Imports into the Port of Los Angeles were up 32 percent last month, compared to June 2009, and exports also finished strong, up about 12 percent over the same period last year.
In addition, the Port of Los Angeles website reports that for June 2010:
The overall trade environment strengthened.
Empty containers were up 53 percent. Overall up by 32 percent for month of June. YTD up 15 percent.
Vessel services were upsized to handle the surge of volume.
Carriers are bringing back peak season services six more vessel arrivals over June 2009.
Vessels are arriving close to full capacity.
Large amount of empty container returns to Asia as a result of higher import volumes and to replenish the shortage of empty equipment in Asia.
While these headlines from the Port of Los Angeles are certainly encouraging, I suppose the one question we all want the answer to is this: Will this upward trend persist?
Just last week, other economic reports revealed that both consumer spending and manufacturing activity lost momentum last month, indicating a weakening recovery. In particular, factory output fell off in June, suffering its sharpest monthly drop in a year.

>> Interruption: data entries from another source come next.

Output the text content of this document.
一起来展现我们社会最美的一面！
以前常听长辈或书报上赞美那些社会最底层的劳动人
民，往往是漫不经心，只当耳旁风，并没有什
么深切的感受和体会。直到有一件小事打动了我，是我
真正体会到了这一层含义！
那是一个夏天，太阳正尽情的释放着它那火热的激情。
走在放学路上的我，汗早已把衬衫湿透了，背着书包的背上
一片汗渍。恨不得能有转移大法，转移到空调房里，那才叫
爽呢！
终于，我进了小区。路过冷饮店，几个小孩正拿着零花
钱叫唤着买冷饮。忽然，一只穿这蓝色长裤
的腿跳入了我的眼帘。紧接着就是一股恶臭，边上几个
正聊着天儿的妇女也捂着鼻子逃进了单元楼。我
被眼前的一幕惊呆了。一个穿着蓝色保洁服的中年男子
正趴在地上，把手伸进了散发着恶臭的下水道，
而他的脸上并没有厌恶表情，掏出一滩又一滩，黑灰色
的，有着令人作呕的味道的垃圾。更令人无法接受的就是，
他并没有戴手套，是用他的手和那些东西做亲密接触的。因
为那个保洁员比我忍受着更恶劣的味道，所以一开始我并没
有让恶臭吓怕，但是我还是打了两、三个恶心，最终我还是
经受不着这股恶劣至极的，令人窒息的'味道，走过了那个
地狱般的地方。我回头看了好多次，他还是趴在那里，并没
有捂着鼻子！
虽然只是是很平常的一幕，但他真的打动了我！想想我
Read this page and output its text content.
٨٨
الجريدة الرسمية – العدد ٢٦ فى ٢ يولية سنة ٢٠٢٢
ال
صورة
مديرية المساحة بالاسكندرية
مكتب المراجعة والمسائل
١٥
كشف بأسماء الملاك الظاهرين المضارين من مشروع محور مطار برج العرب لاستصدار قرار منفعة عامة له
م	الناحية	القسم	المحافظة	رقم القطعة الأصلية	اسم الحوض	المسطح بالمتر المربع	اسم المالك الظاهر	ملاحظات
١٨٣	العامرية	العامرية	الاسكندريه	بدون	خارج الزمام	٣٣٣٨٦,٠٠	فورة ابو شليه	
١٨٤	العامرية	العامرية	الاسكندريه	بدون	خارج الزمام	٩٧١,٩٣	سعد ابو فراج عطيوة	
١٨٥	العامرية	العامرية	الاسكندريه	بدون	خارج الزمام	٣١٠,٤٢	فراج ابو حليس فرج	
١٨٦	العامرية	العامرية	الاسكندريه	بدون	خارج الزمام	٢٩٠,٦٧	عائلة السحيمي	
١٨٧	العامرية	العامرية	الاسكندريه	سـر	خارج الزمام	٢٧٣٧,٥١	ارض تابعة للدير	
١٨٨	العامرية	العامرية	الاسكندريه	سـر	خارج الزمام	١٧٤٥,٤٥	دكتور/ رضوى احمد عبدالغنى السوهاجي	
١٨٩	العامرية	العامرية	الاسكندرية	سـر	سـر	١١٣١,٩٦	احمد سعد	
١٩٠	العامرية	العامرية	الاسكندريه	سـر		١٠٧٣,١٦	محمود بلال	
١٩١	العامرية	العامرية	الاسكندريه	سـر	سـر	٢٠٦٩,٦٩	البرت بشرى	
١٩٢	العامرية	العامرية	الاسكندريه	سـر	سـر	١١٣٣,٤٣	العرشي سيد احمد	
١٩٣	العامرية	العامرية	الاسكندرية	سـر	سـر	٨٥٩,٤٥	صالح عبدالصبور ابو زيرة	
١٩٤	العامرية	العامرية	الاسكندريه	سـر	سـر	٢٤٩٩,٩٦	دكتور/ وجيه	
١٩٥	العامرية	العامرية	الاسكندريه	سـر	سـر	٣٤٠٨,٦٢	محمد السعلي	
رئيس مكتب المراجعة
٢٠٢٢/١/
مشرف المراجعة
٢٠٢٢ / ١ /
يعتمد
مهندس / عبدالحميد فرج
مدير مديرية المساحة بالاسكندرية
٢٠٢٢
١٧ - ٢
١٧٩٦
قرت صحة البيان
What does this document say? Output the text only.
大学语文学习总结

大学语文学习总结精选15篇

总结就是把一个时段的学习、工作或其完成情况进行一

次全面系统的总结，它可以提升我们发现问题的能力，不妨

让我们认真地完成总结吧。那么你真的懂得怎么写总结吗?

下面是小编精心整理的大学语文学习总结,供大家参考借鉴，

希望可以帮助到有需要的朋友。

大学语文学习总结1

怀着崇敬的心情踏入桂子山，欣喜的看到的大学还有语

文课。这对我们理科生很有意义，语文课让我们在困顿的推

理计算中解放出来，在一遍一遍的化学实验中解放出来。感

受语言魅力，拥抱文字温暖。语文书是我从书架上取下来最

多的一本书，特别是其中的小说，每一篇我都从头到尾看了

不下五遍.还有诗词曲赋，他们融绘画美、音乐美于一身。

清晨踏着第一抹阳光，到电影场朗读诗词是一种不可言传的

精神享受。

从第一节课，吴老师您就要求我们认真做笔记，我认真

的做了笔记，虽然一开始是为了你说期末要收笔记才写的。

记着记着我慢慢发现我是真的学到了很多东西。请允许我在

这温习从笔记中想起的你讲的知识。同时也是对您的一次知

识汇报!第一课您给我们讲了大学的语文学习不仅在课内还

Most analysts that I'm hearing seem to agree with Brian Bethune, chief U.S. financial economist for IHS Global Insight, who was quoted in a recent AP article. Bethune acknowledges that the "healing process from a severe recession is still under way," but that it's unlikely we're going to bounce back on a sustained basis quickly.
Once again, taken altogether, the economic data is quite a mixed bag, suggesting that finding our way out of the downturn is going to be bumpy, at best.